The goal of this research is to create an agent that optimizes an external model as quickly as possible while still performing well on its given task. Further, the agent should be able to quickly adapt to the changes to the environment, quickly relearning any missing information in the external model.
To create a conda environment for this package use the following commands to do so
conda create -n emma_env python=3.11 -y
conda activate emma_env
Install the version of pytorch that is compatible with your hardware using the pip or conda command from their website.
Then to install this package and its dependencies use the following commands:
git clone https://github.com/rishavb123/EMMA.git
cd EMMA
pip install -e .
The configs for this experiment runner should all be based off the base_emma
config (located in the configs
folder). This config is based on the RLConfig
specified here and is formally specified in the emma/experiment.py
file.
Within this config, it is possible to construct experiments with different poi field models, poi exploration algorithms, different poi embedding learners (and different state samplers for them), etc. These objected should be specified as listed here.

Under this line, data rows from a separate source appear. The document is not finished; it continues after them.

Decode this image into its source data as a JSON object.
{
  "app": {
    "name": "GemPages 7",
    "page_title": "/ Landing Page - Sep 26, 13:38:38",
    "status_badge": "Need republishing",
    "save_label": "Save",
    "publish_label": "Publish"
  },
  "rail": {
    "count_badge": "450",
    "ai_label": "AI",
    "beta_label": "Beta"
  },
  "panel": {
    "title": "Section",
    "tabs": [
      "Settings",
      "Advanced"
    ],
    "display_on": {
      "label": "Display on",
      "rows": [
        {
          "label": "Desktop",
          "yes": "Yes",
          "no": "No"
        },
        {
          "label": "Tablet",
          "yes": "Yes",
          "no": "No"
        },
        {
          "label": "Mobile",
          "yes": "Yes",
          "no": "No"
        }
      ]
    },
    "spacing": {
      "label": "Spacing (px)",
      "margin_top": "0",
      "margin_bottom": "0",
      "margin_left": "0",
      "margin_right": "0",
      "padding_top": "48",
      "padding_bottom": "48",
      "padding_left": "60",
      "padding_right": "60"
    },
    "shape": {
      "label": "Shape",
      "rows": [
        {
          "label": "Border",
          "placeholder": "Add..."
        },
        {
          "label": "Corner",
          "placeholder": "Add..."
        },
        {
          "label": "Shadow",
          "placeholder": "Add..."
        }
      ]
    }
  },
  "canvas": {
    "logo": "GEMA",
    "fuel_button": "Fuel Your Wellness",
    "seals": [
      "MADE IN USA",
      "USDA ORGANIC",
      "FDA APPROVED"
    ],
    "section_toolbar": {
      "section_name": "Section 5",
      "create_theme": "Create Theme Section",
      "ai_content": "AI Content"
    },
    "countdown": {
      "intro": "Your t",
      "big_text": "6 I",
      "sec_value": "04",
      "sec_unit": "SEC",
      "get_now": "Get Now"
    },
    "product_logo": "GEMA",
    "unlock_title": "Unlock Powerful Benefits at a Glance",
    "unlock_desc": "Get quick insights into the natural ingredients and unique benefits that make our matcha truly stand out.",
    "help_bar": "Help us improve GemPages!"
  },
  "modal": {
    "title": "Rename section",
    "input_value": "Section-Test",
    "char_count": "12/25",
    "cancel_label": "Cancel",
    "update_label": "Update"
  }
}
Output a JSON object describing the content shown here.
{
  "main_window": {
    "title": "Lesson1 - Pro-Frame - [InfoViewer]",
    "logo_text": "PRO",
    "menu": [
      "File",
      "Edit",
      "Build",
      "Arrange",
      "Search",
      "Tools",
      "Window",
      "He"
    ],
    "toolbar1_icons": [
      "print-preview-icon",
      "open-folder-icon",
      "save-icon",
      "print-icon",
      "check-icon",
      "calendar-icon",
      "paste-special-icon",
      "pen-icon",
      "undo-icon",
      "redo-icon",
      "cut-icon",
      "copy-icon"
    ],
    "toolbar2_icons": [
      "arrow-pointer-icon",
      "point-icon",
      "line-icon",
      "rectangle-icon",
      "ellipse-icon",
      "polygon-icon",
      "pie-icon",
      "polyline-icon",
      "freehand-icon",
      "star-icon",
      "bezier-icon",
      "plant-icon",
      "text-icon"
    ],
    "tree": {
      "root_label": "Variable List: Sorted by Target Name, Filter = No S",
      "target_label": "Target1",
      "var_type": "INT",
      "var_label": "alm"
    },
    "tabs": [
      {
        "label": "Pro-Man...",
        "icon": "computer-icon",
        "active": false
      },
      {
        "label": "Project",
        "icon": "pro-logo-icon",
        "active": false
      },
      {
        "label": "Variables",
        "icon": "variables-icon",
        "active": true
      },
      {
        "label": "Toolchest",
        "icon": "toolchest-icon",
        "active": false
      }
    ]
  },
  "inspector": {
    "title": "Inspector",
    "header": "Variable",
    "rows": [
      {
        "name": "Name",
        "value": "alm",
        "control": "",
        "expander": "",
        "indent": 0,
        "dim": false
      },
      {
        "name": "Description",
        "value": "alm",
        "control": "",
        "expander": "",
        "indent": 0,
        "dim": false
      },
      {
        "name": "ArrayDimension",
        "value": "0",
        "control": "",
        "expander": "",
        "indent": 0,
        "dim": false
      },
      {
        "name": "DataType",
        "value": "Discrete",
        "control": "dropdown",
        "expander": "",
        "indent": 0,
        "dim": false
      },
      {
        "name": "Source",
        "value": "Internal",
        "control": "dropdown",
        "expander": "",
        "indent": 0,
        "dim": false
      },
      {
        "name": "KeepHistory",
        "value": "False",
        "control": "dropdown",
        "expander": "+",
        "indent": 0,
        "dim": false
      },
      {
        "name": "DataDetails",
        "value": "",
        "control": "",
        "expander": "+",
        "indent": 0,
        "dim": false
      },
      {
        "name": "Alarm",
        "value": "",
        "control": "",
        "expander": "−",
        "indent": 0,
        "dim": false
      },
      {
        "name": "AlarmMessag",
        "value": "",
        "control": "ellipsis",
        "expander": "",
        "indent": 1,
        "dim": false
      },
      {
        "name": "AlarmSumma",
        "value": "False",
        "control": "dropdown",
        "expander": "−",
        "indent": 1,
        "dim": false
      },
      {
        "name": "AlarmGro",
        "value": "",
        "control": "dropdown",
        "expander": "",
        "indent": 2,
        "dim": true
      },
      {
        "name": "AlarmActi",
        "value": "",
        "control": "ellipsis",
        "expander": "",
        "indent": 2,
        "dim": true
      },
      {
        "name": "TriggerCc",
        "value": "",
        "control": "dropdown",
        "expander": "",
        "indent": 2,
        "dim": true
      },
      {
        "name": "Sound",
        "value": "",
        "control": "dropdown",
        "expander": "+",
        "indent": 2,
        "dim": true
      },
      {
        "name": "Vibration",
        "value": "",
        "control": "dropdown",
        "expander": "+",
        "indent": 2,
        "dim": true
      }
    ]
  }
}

To run an EMMA experiment, use the following command:
./scripts/run.sh --config-name {insert config name here}
The entry point is a hydra script, so any hydra overrides will work with this run command. An example of this is,
./scripts/run.sh --config-name dev poi_emb_learner.poi_emb_size=0 policy_cls=stable_baselines3.ppo.MlpPolicy
to run a dev
experiment with poi_emb_size
set to 0 and using an MlpPolicy
.
To add more environments to run experiments on, create a new file in the emma/envs
folder and setup the gym enviornment there. Additionally, an external model trainer must be specified to specify the outputs of the external model. These outputs are specified by generating the model outputs for a rollout using the rollout_to_model_output
function that should return the model output of shape (batch_size, *model_output_shape)
where batch size is determined by the the size from the rollout_buffer (n_envs * n_steps). See emma/envs/color_door_key.py
as an example.
To create a new POI field models, go to the emma/poi/poi_field.py
file and create a new subclass of POIFieldModel
. The important method for this class to fill in is the calculate_poi_values
method. This function takes in a tensor representing the model input tensor with shape (batch_size, *inp_shape)
and should return a numpy array of shape (batch_size, )
with a poi value for each input. This function will be called by the poi exploration method to modify agent behavior. Feel free to look at the other classes in the file for examples.
To create a new POI exploration algorithm, go to the emma/poi/poi_exploration.py
file and create a new subclass of POIPPO
. This is a subclass of the PPO
class from stable_baselines3
. This class can be changed in any way to modify agent behavior based on the poi model. Note that the poi values can be accessed by calling the self.poi_model.calculate_poi_values
function. To construct the model input, use
self.poi_model.external_model_trainer.rollout_to_model_input(
env=env,
rollout_buffer=rollout_buffer,
info_buffer=self.info_buffer,
)
which makes use of the info buffer that POIPPO
adds.
Feel free to look at the other classes in the file for examples.